I had used Google Authenticator for two-factor log in. This worked great until my phone broke and rendered me unable to use the app. For now I switched the accounts I had using Authenticator to SMS as the second factor. I can always move my SIM to another device to receive the text (it’s currently in my old Nexus One). I am not yet sure what the security implications are exactly, but I don’t think rogue parties intercepting SMS or stealing my SIM card is a huge risk at my exposure level.


There’s still a fair bit I want to do.

  1. Clean out remaining things in Keep – there’s still some assorted lists and research notes that would be better hosted elsewhere.
  2. Check Gmail for more unnecessary big or just plain unnecessary email. The lure of the “Archive” button has worked on me for quite some time so I have a lot of old newsletters and other stuff I don’t really need. By Gmail’s count I have over 9000 messages in my inbox and 22 000 in “all mail”. At this scale I’m mostly depending on search, though I’ve also gone to a specific date (search “before:2009-08-19”) and look for categories of emails that could be deleted.
  3. Clean out remaining starred/saved places in Maps. These are mostly places that are not yet mapped in OpenStreetMap. As they are all Berlin shops I had saved intending to visit them, I will visit them then add the information to OSM.

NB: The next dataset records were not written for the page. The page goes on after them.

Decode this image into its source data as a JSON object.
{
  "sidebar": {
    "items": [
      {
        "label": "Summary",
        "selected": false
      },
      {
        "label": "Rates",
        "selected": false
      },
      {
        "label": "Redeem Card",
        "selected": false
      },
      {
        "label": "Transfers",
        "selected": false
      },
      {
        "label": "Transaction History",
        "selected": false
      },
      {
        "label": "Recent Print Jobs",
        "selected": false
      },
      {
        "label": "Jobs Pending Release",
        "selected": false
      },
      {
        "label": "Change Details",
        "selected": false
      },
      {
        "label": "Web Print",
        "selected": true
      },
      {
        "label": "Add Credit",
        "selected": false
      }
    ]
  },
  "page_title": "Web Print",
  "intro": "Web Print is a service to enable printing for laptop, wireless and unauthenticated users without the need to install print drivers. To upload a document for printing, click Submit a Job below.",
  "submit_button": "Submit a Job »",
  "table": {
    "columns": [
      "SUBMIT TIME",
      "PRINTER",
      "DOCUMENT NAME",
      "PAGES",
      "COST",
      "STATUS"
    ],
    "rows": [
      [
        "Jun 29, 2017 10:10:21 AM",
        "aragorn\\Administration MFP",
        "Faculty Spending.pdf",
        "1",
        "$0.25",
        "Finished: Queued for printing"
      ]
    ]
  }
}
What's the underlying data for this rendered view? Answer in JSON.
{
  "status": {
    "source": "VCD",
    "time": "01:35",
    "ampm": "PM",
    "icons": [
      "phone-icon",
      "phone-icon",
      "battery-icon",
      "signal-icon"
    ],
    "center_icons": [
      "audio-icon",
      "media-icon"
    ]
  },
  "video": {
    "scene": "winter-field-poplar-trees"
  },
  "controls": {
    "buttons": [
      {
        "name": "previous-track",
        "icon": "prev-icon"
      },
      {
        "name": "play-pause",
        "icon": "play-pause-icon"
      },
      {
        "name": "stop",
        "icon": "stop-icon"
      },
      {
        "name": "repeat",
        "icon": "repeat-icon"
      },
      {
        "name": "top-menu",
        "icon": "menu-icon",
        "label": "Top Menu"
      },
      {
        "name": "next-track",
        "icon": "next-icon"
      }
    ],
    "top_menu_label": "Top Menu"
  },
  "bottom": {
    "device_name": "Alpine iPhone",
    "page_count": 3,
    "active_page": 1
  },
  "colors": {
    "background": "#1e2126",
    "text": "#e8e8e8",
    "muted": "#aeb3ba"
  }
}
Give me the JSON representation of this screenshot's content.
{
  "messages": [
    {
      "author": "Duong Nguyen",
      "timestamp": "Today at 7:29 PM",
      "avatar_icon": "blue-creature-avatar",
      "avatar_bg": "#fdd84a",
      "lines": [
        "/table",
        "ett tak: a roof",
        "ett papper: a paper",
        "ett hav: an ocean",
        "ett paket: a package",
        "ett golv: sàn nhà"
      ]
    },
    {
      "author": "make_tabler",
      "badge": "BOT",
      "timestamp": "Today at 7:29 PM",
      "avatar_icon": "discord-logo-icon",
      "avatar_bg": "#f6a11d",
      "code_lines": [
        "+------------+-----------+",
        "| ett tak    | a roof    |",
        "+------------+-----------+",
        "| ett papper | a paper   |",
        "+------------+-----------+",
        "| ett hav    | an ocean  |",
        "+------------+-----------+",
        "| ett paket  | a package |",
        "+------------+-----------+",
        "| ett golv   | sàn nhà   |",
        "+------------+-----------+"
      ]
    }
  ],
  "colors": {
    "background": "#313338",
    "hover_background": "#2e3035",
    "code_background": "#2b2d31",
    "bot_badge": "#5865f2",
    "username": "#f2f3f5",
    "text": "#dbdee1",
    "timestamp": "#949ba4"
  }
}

  4. Self-host my custom-created maps (lists of places in Vancouver, London, etc) instead of depending on Google Maps. I’ve started doing this but it is super hacky for now and needs to be improved and contain more maps. I plan on keeping the ones in Maps up for now, but won’t have to link to them anymore.
  5. Migrate email away from Gmail. My current setup is slightly hacky since my main mailbox on my own domain just forwards things into Gmail. I would like to have my email done properly, and supported by either myself or people who are getting paid to support email. I have looked into self-hosting, but I’ve looked at this for several years and it has yet to happen. I am currently leaning towards Fastmail, which is independent and makes email their job. Comments welcome.

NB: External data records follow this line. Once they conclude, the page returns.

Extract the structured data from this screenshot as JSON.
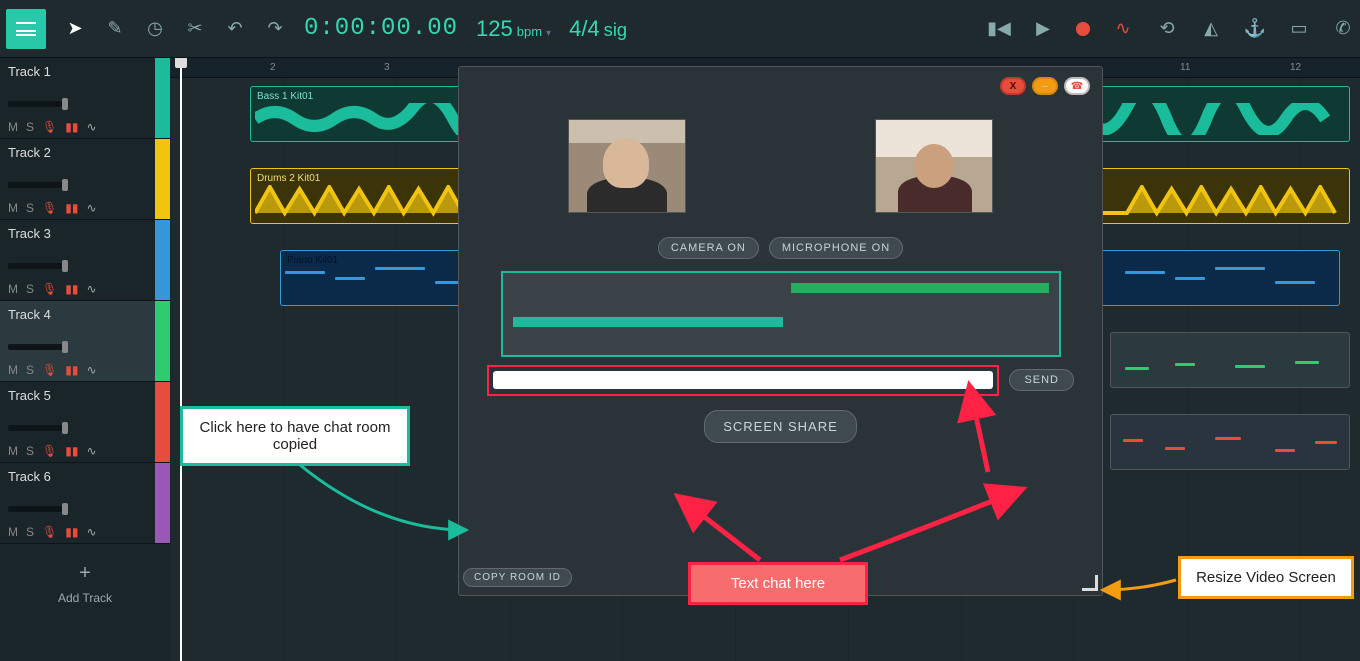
{
  "toolbar": {
    "time": "0:00:00.00",
    "bpm_value": "125",
    "bpm_label": "bpm",
    "sig_value": "4/4",
    "sig_label": "sig"
  },
  "tracks": [
    {
      "name": "Track 1",
      "color": "#1abc9c",
      "clip_label": "Bass 1 Kit01"
    },
    {
      "name": "Track 2",
      "color": "#f1c40f",
      "clip_label": "Drums 2 Kit01"
    },
    {
      "name": "Track 3",
      "color": "#3498db",
      "clip_label": "Piano Kit01"
    },
    {
      "name": "Track 4",
      "color": "#2ecc71",
      "clip_label": ""
    },
    {
      "name": "Track 5",
      "color": "#e74c3c",
      "clip_label": ""
    },
    {
      "name": "Track 6",
      "color": "#9b59b6",
      "clip_label": ""
    }
  ],
  "add_track_label": "Add Track",
  "track_buttons": {
    "mute": "M",
    "solo": "S"
  },
  "ruler_marks": [
    "2",
    "3",
    "11",
    "12"
  ],
  "video": {
    "camera_btn": "CAMERA ON",
    "mic_btn": "MICROPHONE ON",
    "send_btn": "SEND",
    "share_btn": "SCREEN SHARE",
    "copy_btn": "COPY ROOM ID",
    "close_label": "X",
    "min_label": "–"
  },
  "callouts": {
    "copy": "Click here to have chat room copied",
    "text_chat": "Text chat here",
    "resize": "Resize Video Screen"
  }
}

  6. When I migrate out of Gmail, export the contacts I have in Google Contacts/Gmail. I don’t have a lot and they don’t change often, so it’s probably sufficient to import them manually from a VCF file.
  7. Do something about Calendar. If I move to Fastmail, they provide calendaring and I should be able to import my Google Calendar archives. But I’ll see if I want to do that.
  8. Find another way to talk with the four people I talk to on Hangouts. I have it linked using bitlbee to an IRC server, but since I only talk to four people it might be easier to switch to something else.
  9. Google+ posts: I think some of them have been sort of deleted when I deleted associated pictures in Photos… not sure. I will probably keep whatever is remaining, for the sake of cool URIs don’t changing more than anything else, at least until Google kills off Google+ in another spring cleaning. There wasn’t anything really groundbreaking in there, if I find anything I will integrate it into my own blog posts.